Quando sono salita in macchina e ho sentito che alla radio era partita questa canzone, la prima cosa a cui ho pensato è che questo è un complotto; credo che i testi di Laura Pausini racchiudano, ognuno in modo diverso, il mio rapporto con Davide. Questa canzone, in particolare, mi fa riflettere su questo periodo e sembra che non sono l'unica che lo pensa.

«Se vuoi, spengo la radio e attacco il mio telefono.» Mi dice, girandosi verso di me e muovendo il suo braccio destro in avanti per spegnere la radio.

«No, non preoccuparti; dovresti sapere che amo la Pausini, ma questa canzone in questo momento non è proprio la più adatta.» Gli rispondo, facendogli capire che la pensiamo allo stesso modo.

«Te l'ho chiesto proprio per questo, dimenticandomi che non sarebbe una novità se collegassi il tuo telefono senza dirmi nulla.» Dice ciò e si fa scappare una risata.

«Se vuoi posso farlo anche adesso, facendo partire una bella playlist di canzoni melodrammatiche, proprio come piace a te.» Mi abbasso per prendere la borsa, ma la sua mano che si posa sulla mia interrompe ogni mio movimento. Cerco di ignorare i brividi causati da questo minimo contatto, ma è impossibile; e il ragazzo alla guida sembra accorgersene. Toglie la mano e mi chiede scusa.

«Davide, non scusarti; non possiamo negare l'attrazione che ancora c'è tra di noi.» Gli dico, posando successivamente la mia mano sulla sua, appoggiata al cambio. Vedo che fa un sorriso e, senza mai staccare gli occhi dalla strada, mi dice:

«Quindi se la mia mano dovesse finire casualmente nel punto in cui era solita stare, non rischio di beccarmi uno schiaffo?» Più che uno schiaffo, rischieresti di cenare da solo vorrei potergli dire, ma mi trattengo.
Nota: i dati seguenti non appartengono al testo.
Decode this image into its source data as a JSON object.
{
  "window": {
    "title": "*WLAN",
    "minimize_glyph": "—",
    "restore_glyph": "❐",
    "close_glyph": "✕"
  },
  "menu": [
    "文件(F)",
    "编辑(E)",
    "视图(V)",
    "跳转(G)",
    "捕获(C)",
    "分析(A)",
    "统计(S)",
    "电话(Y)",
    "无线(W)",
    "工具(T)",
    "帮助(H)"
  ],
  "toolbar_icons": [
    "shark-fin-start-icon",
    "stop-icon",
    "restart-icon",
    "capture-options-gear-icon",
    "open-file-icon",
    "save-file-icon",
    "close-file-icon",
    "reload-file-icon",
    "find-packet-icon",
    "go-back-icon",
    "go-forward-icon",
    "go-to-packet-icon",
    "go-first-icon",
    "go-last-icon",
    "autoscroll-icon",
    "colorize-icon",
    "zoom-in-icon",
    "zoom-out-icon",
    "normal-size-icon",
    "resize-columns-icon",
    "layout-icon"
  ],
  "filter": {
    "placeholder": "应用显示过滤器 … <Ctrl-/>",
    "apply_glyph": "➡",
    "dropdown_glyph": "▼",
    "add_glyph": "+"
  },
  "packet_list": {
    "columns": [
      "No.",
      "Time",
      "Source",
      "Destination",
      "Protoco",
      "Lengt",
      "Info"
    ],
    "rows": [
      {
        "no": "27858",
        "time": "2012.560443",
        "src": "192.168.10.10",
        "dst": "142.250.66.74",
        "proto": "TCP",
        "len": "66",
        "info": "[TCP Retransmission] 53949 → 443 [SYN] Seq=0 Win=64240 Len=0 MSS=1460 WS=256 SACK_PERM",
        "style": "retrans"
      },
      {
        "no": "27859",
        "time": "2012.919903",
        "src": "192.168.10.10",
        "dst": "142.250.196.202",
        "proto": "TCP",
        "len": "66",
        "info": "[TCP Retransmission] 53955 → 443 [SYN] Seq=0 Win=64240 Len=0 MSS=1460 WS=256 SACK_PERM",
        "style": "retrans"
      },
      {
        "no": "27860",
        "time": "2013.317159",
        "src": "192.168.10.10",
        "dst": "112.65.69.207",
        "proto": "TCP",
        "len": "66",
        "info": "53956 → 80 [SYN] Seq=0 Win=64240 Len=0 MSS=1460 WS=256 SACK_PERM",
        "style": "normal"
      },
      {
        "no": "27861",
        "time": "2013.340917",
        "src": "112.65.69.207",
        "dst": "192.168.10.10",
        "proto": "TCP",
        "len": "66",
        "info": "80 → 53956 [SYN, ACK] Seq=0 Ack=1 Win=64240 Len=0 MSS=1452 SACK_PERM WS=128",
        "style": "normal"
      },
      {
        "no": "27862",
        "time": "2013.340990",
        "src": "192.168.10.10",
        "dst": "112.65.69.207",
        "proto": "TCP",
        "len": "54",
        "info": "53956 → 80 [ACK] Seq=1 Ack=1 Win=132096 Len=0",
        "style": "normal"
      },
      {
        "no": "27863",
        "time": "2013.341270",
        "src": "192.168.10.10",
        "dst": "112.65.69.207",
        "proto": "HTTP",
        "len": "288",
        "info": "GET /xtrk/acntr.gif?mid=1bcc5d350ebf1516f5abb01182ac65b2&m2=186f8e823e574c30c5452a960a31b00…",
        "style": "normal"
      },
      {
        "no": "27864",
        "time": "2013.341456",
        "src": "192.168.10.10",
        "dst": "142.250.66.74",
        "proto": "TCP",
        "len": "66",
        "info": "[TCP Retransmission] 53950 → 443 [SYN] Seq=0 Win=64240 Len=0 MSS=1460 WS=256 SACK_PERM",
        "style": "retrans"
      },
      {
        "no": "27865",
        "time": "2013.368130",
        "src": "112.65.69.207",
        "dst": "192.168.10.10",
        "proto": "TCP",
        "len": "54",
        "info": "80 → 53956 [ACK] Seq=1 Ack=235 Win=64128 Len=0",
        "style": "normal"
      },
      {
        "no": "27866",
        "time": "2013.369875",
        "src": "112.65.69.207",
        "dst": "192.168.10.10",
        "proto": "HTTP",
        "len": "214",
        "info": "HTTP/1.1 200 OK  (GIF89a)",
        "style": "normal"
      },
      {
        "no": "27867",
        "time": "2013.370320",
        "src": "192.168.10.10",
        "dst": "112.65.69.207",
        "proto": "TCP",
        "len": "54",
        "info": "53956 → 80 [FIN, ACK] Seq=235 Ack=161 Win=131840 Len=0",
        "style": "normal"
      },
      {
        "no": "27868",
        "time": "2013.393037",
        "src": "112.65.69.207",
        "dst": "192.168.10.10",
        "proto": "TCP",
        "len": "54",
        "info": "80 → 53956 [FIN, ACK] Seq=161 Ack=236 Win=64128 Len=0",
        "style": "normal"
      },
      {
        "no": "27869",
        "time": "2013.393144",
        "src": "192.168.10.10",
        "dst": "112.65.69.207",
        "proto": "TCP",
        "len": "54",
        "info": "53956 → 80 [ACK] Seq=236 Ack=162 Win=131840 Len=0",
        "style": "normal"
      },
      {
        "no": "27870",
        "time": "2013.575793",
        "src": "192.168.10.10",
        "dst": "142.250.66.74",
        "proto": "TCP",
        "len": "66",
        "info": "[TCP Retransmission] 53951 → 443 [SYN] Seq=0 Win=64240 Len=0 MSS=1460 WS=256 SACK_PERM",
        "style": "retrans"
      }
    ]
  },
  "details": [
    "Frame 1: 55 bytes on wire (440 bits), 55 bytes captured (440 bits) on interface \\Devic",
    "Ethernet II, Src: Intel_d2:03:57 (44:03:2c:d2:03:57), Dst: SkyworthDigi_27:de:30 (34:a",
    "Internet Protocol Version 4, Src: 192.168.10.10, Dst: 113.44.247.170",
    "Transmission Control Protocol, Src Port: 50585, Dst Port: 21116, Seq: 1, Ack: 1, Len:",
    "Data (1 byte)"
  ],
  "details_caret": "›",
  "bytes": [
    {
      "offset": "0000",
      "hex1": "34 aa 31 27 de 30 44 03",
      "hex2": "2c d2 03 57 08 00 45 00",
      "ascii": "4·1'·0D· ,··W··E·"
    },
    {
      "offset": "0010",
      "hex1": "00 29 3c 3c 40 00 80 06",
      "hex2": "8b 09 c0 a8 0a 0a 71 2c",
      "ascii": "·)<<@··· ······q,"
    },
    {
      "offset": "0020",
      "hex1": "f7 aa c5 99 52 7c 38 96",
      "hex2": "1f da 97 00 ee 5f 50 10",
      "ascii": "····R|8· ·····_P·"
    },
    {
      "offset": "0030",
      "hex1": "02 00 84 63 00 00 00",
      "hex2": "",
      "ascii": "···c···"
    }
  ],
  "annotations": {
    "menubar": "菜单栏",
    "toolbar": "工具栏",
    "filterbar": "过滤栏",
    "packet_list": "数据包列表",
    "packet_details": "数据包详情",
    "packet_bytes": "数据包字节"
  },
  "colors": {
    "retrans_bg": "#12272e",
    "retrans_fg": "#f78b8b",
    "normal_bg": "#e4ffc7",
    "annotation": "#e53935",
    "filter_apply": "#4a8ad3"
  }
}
«No, non rischieresti uno schiaffo; ma non vorrei esagerare, Davide. Almeno fino a quando non ci siamo chiariti del tutto; credo che tu possa immaginare quanto mi manca sentire la tua pelle a contatto con la mia, ma non mi sembra il caso adesso.» Cerco di essere il meno distaccata possibile, per fargli capire che non dobbiamo fare un passo più lungo della gamba. Siamo usciti perché dobbiamo parlare e qualche carezza non può sistemare la situazione.

«Immaginavo che mi avresti detto una cosa del genere, ma hai ragione; ma per parlare di queste cose abbiamo tutta la serata. Ora parliamo di altre cose.»

«Tipo, potresti dirmi dove mi stai portando.»

«Oppure, potresti dirmi da quando hai una camicia nell'armadio.»

«Te l'ho fatta prima io la domanda, quindi tocca a te rispondere.»

«Fuori Milano.»

«Guarda, non l'avevo capito; stiamo andando forse verso Brescia?»